There's a modern term that's used to describe men who pander and flatter women in the hopes that they'll be rewarded with love, sex, attention. Simp! And this book is about the king of the Simps -- George Harvey Bone. He is in love with the beautiful Netta and hangs around with her and her set, drinking at all hours and avoiding employment of any kind. He confesses his love for her but she continues to use him for his money and, later, for his connections. One of her hangers-on is Peter, a spiv character who is just as keen to take advantage of George as she is.

I honestly found myself despising Netta quite viscerally but also George too, his unwillingness to grown a spine despite being treated like a doormat something that infuriated me. The book reminded of the Tunnel by Sabato but whereas the paranoia of that book's male protagonist could be interpreted as self-inflicted, there is no ambiguity about George's feeling of humiliation and poor treatment. Netta is, quite explicitly, a bitch. She has a past working as an actress and has aspirations to get back into that world but otherwise she is, like the men she consorts with, a self-interested alcoholic. And George is nothing more than a means to an end for her.
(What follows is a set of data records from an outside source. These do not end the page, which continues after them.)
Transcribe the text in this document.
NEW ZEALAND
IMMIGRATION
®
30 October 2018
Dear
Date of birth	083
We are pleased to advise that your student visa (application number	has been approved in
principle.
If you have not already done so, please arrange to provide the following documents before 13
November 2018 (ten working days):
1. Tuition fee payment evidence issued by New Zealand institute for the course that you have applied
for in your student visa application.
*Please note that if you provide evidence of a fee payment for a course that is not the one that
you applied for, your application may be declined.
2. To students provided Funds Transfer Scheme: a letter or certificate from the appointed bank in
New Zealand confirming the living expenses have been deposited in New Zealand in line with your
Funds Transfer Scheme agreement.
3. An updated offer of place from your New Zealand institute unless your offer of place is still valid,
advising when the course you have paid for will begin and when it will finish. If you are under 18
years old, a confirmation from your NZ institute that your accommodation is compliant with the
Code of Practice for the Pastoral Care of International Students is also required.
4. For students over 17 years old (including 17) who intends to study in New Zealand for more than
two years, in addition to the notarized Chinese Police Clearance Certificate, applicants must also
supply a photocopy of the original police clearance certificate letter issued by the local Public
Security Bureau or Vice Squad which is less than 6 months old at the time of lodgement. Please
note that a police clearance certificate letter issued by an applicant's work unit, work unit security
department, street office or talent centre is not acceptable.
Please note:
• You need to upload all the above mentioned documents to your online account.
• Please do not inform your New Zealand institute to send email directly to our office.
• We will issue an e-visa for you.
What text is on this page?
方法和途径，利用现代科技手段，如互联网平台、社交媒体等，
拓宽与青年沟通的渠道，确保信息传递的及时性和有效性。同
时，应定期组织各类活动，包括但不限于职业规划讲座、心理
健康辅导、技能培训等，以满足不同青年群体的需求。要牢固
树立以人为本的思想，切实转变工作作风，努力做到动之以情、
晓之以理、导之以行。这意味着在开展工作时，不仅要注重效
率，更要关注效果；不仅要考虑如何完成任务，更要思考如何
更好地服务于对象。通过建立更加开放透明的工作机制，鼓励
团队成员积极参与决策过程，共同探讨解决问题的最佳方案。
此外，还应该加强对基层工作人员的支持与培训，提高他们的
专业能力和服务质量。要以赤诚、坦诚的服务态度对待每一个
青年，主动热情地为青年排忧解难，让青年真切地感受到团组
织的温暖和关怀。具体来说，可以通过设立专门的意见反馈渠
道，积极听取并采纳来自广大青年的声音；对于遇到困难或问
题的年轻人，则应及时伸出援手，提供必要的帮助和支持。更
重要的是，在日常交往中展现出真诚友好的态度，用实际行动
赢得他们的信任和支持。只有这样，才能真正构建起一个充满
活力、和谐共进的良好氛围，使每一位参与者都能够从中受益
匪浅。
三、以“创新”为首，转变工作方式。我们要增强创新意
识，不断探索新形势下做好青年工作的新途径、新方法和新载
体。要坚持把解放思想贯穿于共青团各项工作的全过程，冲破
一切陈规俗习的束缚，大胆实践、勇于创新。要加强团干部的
And here's where things get complicated because George, also a big drinker, suffers from a unique mental illness. I would describe it as a dissociative personality disorder but it's all a little vague. Essentially, it involves George going into a kind of dream state where an alternative version of himself is in control of his thoughts and actions. When George clicks in and out of these personalities, he remembers very little of what has happened. The whole thing is very effectively done by Hamilton and you get the impression that George is just one person but has two states of being.

The book also takes place just as the 2nd World War is about to begin and I found it fascinating seeing these young people presented in a manner that was very familiar to me. When I think of that period, I think of straight-laced individuals wearing starched clothing and doing their bit for the war effort. But obviously, young people were just the same as they've always been; keen to get drunk, have fun, and avoid work. That the book was published in 1941 at the height of the war is also interesting as Hamilton essentially takes it for granted that fascism will lose.

This was a great book. And very uniquely British.